Simon talked about BioJS. It has a good set of visualizations, such as tree stuctures, heatmaps of interactions, graph plots, and so on. Some of these are very life science specific, but some are more widely applicable. The BioJS group is also trying to promote good practice in writing biological code – such as version control, common structure, and having demonstrations. Because of this, the BioJS site is essentially a list of references to other GitHub repos.

Nikolay talked about parsing Word documents. One of our clients has supplied us with documents without any real structure, because they’ve been converted from PDF. We’ve written a set of macros to add appropriate structure and reformat those documents, using Word search and replace. Word search and replace is surprisingly powerful – it can match and replace formatting and styles. Annoyingly, there are two forms of search-and-replace available in Word.

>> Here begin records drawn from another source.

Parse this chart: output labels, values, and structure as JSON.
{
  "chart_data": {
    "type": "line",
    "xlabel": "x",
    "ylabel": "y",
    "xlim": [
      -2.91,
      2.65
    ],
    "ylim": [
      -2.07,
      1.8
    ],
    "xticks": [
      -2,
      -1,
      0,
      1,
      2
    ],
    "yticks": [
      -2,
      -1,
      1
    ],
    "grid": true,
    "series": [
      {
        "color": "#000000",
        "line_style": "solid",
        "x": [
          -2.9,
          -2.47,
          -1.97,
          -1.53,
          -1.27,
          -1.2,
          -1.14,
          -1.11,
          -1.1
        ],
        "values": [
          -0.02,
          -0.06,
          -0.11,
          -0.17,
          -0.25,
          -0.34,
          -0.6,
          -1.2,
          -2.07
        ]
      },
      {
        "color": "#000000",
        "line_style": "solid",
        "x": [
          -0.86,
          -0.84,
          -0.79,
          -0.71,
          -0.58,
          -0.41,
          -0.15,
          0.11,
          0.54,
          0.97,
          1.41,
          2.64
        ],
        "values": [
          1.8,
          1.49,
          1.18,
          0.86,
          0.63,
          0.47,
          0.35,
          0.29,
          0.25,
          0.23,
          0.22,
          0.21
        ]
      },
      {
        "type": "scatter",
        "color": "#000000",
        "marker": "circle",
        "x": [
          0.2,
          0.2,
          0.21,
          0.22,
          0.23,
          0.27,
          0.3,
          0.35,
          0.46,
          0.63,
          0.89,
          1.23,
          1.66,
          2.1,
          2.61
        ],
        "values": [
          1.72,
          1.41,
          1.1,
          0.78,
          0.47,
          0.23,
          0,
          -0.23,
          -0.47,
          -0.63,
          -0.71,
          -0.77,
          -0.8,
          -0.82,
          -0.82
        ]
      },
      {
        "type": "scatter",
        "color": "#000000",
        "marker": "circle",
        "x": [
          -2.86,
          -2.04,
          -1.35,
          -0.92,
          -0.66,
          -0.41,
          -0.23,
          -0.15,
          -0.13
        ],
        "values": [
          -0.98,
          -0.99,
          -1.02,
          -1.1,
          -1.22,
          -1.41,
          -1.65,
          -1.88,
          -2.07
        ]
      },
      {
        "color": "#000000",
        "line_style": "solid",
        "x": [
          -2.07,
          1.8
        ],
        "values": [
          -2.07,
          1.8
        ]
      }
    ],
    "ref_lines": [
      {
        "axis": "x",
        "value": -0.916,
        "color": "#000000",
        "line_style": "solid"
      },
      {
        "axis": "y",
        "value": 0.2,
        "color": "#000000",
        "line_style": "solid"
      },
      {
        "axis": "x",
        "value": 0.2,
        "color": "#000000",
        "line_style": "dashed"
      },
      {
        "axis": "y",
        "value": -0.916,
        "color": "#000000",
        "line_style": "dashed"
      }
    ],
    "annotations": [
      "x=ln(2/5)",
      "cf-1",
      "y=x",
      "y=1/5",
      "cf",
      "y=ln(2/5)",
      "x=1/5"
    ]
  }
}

Rhys talked about mocking in Specs2 tests for Scala – and capturing how many times a given call has been made and what it is. There is a way of doing this easily – using the “capture” method. This allows you to capture the calls made to the mock, and then you can retrieve the actual values from the captor.

Loic talked about units, and using strong typing in Scala to attach units to your numeric quantities. There is a Squants library that defines a number of standard units, and the type system can then apply dimensional analysis to check that you are performing legal operations on them – not adding a distance to a time, for example.